- Born: 18 October 1914 Mackay, Queensland, Australia
- Died: 8 May 1991 (aged 76) Hazelbrook, New South Wales, Australia
- Occupations: Comic book/strip artist, commercial artist, book illustrator,
- Writing career
- Pen name: Kate O'Brien, Kath O'Brien
- Period: 1943–1984

= Kathleen O'Brien =

Australian artist (1914–1991)

Kathleen O'Brien (1914–1991), was an Australian comic book artist, book illustrator and fashion artist. O'Brien is most notable for her 1943 comic strip, Wanda the War Girl, the first Australian comic strip to present an account of life during and after World War II from a female perspective.

== Biography ==
Kathleen Mary O'Brien was born in Mackay, Queensland (in her grandfather's hotel) on 18 October 1914, the daughter of Patrick and Kathleen Mary O'Brien.

As a young girl, she travelled all over Australia with her parents, whilst her father prospected for gold, broke horses and worked in the outback. Her mother's interest in art inspired her to become an artist. O'Brien boarded at a Brisbane convent and studied art at the Brisbane Central Technical College, before moving to Sydney in 1937, where she studied for three years with noted Australian artist J.S. (John Samuel) Watkins (1866–1942).

In 1942, the editor of The Sunday Telegraph, Cyril Pearl, was looking for a new strip to replace Mary and Elizabeth Durack's Nungulla and Jungalla. Journalist, Bob Slessor, suggested to O'Brien that she think about coming up with something. Her idea was a girl in the armed services, Pearl liked the samples and asked her to prepare a strip for the paper.

Wanda is not a portrait of any real person, but she represents the spirit of Australian girls I know, who have done such wonderful work in uniform.
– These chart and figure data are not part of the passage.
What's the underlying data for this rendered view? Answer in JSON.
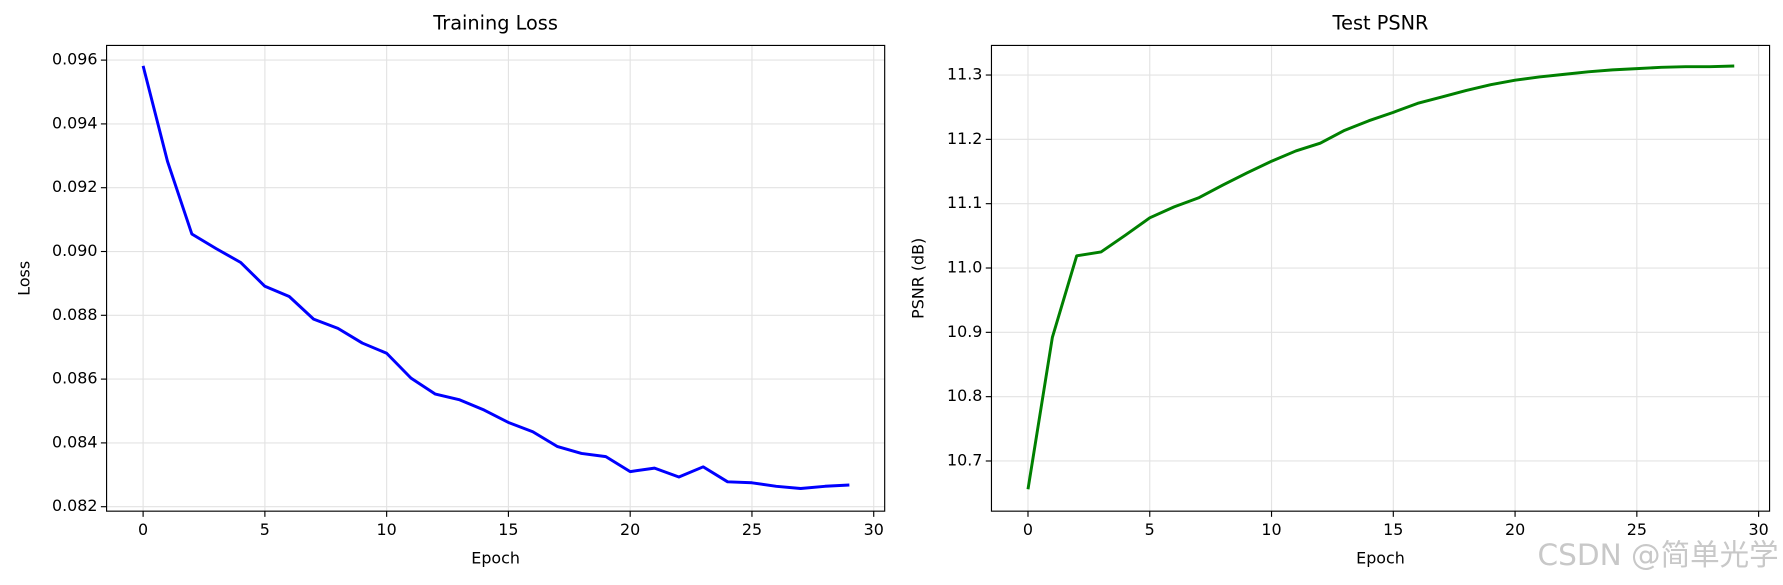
{
  "chart_data": [
    {
      "type": "line",
      "title": "Training Loss",
      "xlabel": "Epoch",
      "ylabel": "Loss",
      "x": [
        0,
        1,
        2,
        3,
        4,
        5,
        6,
        7,
        8,
        9,
        10,
        11,
        12,
        13,
        14,
        15,
        16,
        17,
        18,
        19,
        20,
        21,
        22,
        23,
        24,
        25,
        26,
        27,
        28,
        29
      ],
      "series": [
        {
          "color": "#0000ff",
          "values": [
            0.09582,
            0.09283,
            0.09055,
            0.09009,
            0.08966,
            0.08891,
            0.08859,
            0.08788,
            0.08759,
            0.08713,
            0.08681,
            0.08603,
            0.08553,
            0.08535,
            0.08503,
            0.08464,
            0.08435,
            0.08389,
            0.08367,
            0.08357,
            0.0831,
            0.08321,
            0.08293,
            0.08325,
            0.08278,
            0.08275,
            0.08264,
            0.08257,
            0.08264,
            0.08268
          ]
        }
      ],
      "xlim": [
        -1.5,
        30.45
      ],
      "xticks": [
        0,
        5,
        10,
        15,
        20,
        25,
        30
      ],
      "ylim": [
        0.08186,
        0.09646
      ],
      "yticks": [
        0.082,
        0.084,
        0.086,
        0.088,
        {
          "value": 0.09,
          "label": "0.090"
        },
        0.092,
        0.094,
        0.096
      ],
      "grid": true
    },
    {
      "type": "line",
      "title": "Test PSNR",
      "xlabel": "Epoch",
      "ylabel": "PSNR (dB)",
      "x": [
        0,
        1,
        2,
        3,
        4,
        5,
        6,
        7,
        8,
        9,
        10,
        11,
        12,
        13,
        14,
        15,
        16,
        17,
        18,
        19,
        20,
        21,
        22,
        23,
        24,
        25,
        26,
        27,
        28,
        29
      ],
      "series": [
        {
          "color": "#008000",
          "values": [
            10.656,
            10.892,
            11.019,
            11.025,
            11.051,
            11.078,
            11.095,
            11.109,
            11.129,
            11.148,
            11.166,
            11.182,
            11.194,
            11.214,
            11.229,
            11.242,
            11.256,
            11.266,
            11.276,
            11.285,
            11.292,
            11.297,
            11.301,
            11.305,
            11.308,
            11.31,
            11.312,
            11.313,
            11.313,
            11.314
          ]
        }
      ],
      "xlim": [
        -1.5,
        30.45
      ],
      "xticks": [
        0,
        5,
        10,
        15,
        20,
        25,
        30
      ],
      "ylim": [
        10.622,
        11.346
      ],
      "yticks": [
        10.7,
        10.8,
        10.9,
        {
          "value": 11,
          "label": "11.0"
        },
        11.1,
        11.2,
        11.3
      ],
      "grid": true
    }
  ],
  "watermark": "CSDN @简单光学"
}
I first thought of Wanda when I was watching a march of service girls. I spent days and nights sketching girls before I was satisfied I had found a true type of real Australian girl.
— Kathleen O'Brien (1943)

Wanda was a tough independent young, long-legged curveous redhead, whose series of adventures had her encountering Japanese soldiers and German spies. The early stories were written by journalist, Clifford William Brain, but O'Brien took over the writing of the strip after the war.

Professor Jane Chapman, in her 2011 lecture at Macquarie University, considers that Wanda was inspired by Tarpé Mills' comic strip, Black Fury (a syndicated American strip, which appeared in The Sunday Telegraph) and Jane by Norman Pett (which appeared in the UK Daily Mirror). According to John Ryan in his Australian Comic anthology, Panel by Panel, "O'Brien developed a unique style which resembled some of the work of William Dobell."
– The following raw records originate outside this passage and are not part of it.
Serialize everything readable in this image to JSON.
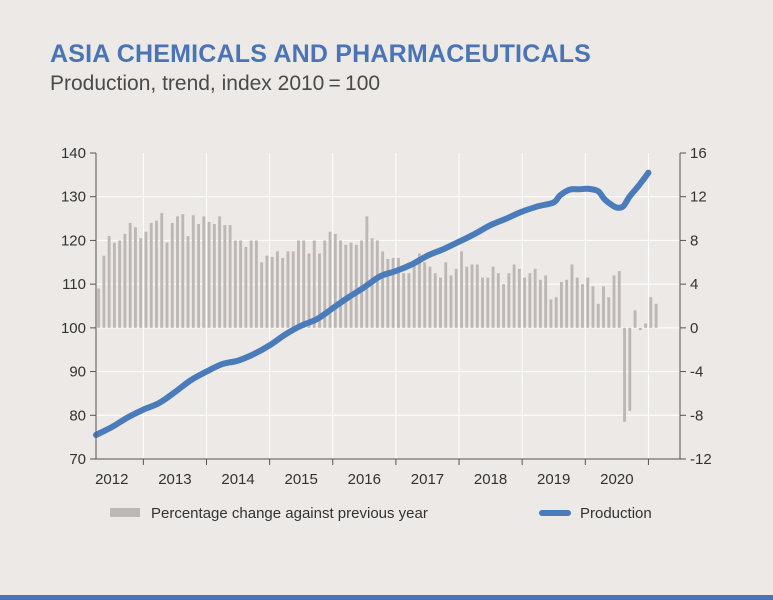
{
  "header": {
    "title": "ASIA CHEMICALS AND PHARMACEUTICALS",
    "subtitle": "Production, trend, index 2010 = 100"
  },
  "colors": {
    "title": "#4a74b6",
    "line": "#4a7bbb",
    "bar": "#bdb8b6",
    "grid": "#ffffff",
    "background": "#ece9e6",
    "axis": "#555555",
    "text": "#333333"
  },
  "chart_data": {
    "type": "bar+line",
    "title": "ASIA CHEMICALS AND PHARMACEUTICALS",
    "subtitle": "Production, trend, index 2010 = 100",
    "x_start": 2011.75,
    "x_end": 2021.0,
    "categories": [
      "2012",
      "2013",
      "2014",
      "2015",
      "2016",
      "2017",
      "2018",
      "2019",
      "2020"
    ],
    "left_axis": {
      "ylim": [
        70,
        140
      ],
      "ticks": [
        "140",
        "130",
        "120",
        "110",
        "100",
        "90",
        "80",
        "70"
      ]
    },
    "right_axis": {
      "ylim": [
        -12,
        16
      ],
      "ticks": [
        "16",
        "12",
        "8",
        "4",
        "0",
        "-4",
        "-8",
        "-12"
      ]
    },
    "legend": {
      "bars": "Percentage change against previous year",
      "line": "Production",
      "position": "bottom"
    },
    "bar_series": {
      "name": "Percentage change against previous year",
      "axis": "right",
      "start": 2011.75,
      "step": 0.0833,
      "values": [
        3.6,
        6.6,
        8.4,
        7.8,
        8.0,
        8.6,
        9.6,
        9.2,
        8.2,
        8.8,
        9.6,
        9.8,
        10.5,
        7.8,
        9.6,
        10.2,
        10.4,
        8.4,
        10.3,
        9.5,
        10.2,
        9.7,
        9.5,
        10.2,
        9.4,
        9.4,
        8.0,
        8.0,
        7.4,
        8.0,
        8.0,
        6.0,
        6.6,
        6.5,
        7.0,
        6.4,
        7.0,
        7.0,
        8.0,
        8.0,
        6.8,
        8.0,
        6.8,
        8.0,
        8.8,
        8.6,
        8.0,
        7.6,
        7.8,
        7.6,
        8.0,
        10.2,
        8.2,
        8.0,
        7.0,
        6.3,
        6.4,
        6.4,
        5.0,
        5.0,
        6.0,
        6.8,
        6.0,
        5.6,
        5.0,
        4.6,
        6.0,
        4.8,
        5.4,
        7.0,
        5.6,
        5.8,
        5.8,
        4.6,
        4.6,
        5.6,
        5.0,
        4.0,
        5.0,
        5.8,
        5.4,
        4.6,
        5.0,
        5.4,
        4.4,
        4.8,
        2.6,
        2.8,
        4.2,
        4.4,
        5.8,
        4.6,
        4.0,
        4.6,
        3.8,
        2.2,
        3.8,
        2.8,
        4.8,
        5.2,
        -8.6,
        -7.6,
        1.6,
        -0.2,
        0.4,
        2.8,
        2.2
      ]
    },
    "line_series": {
      "name": "Production",
      "axis": "left",
      "x": [
        2011.75,
        2012.0,
        2012.25,
        2012.5,
        2012.75,
        2013.0,
        2013.25,
        2013.5,
        2013.75,
        2014.0,
        2014.25,
        2014.5,
        2014.75,
        2015.0,
        2015.25,
        2015.5,
        2015.75,
        2016.0,
        2016.25,
        2016.5,
        2016.75,
        2017.0,
        2017.25,
        2017.5,
        2017.75,
        2018.0,
        2018.25,
        2018.5,
        2018.75,
        2019.0,
        2019.1,
        2019.25,
        2019.4,
        2019.55,
        2019.7,
        2019.8,
        2019.9,
        2020.0,
        2020.1,
        2020.2,
        2020.35,
        2020.5
      ],
      "values": [
        75.5,
        77.3,
        79.5,
        81.3,
        82.8,
        85.3,
        88.0,
        90.0,
        91.7,
        92.5,
        94.0,
        96.0,
        98.5,
        100.5,
        102.0,
        104.5,
        107.0,
        109.3,
        111.8,
        113.0,
        114.5,
        116.5,
        118.0,
        119.7,
        121.5,
        123.5,
        125.0,
        126.6,
        127.8,
        128.7,
        130.3,
        131.6,
        131.7,
        131.8,
        131.3,
        129.5,
        128.3,
        127.5,
        127.8,
        130.0,
        132.6,
        135.5
      ]
    }
  }
}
Wanda the War Girl first appeared in The Sunday Telegraph on 18 July 1943. Wanda was reputed to be more popular with school children than Superman. Wanda also had a similar appeal with servicemen, with her image often painted on the sides of tanks and planes.

After the end of World War II the strip was renamed Wanda and took on the mantle of an adventure/detective strip before it was abruptly terminated mid-story on 25 November 1991. O'Brien basing her storylines on books by Ashton Wolfe, the head of the French Sûreté, combining methods he detailed with current newspaper stories, thus Wanda was involved in struggles with black-marketeers, foreign spies and smugglers.
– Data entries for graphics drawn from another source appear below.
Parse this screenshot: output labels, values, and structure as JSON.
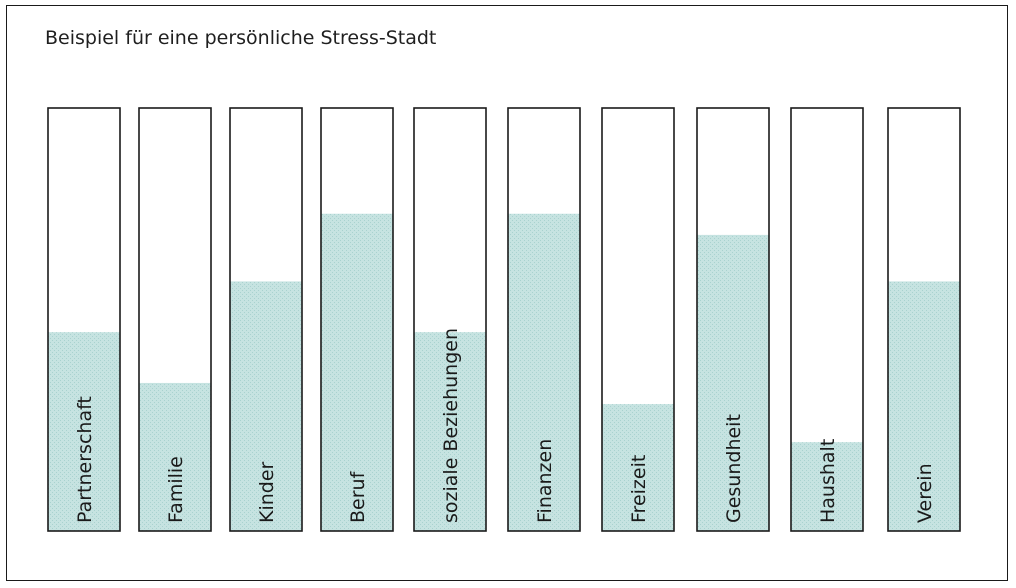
{
  "chart_data": {
    "type": "bar",
    "title": "Beispiel für eine persönliche Stress-Stadt",
    "categories": [
      "Partnerschaft",
      "Familie",
      "Kinder",
      "Beruf",
      "soziale Beziehungen",
      "Finanzen",
      "Freizeit",
      "Gesundheit",
      "Haushalt",
      "Verein"
    ],
    "values": [
      47,
      35,
      59,
      75,
      47,
      75,
      30,
      70,
      21,
      59
    ],
    "ylim": [
      0,
      100
    ],
    "xlabel": "",
    "ylabel": "",
    "grid": false,
    "fill_color": "#c6e3e1",
    "hatch_color": "#a9d2cf",
    "outline_color": "#1a1a1a"
  }
}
The strip was subsequently collected into several comic books. Wanda the War Girl was published as a one-shot by Consolidated Press, whilst The Wanda Comic was the first and the fifth in Consolidated Press' Supercomic Series.

At the same time, O'Brien worked as a commercial artist and book illustrator, illustrating twelve books, including Hans Christian Andersen's The Little Mermaid (1943), Australia's first unabridged version of Lewis Carroll's Alice's Adventures in Wonderland and Through the Looking Glass (1943), Ella Greenway's Peter Cat (1950) and Nourma Handford's Carloola Backstage: A Career Novel for Girls' (1956).

In 1947, she married Robert Blanche. O'Brien briefly taught art at Springwood Ladies College and had a notable career as a fashion artist. O'Brien's illustrations appearing in advertisements for Myer, David Jones, Georges and Farmers department stores.

Kathleen O'Brien (Blanche) died in her Hazelbrook home on 8 May 1991.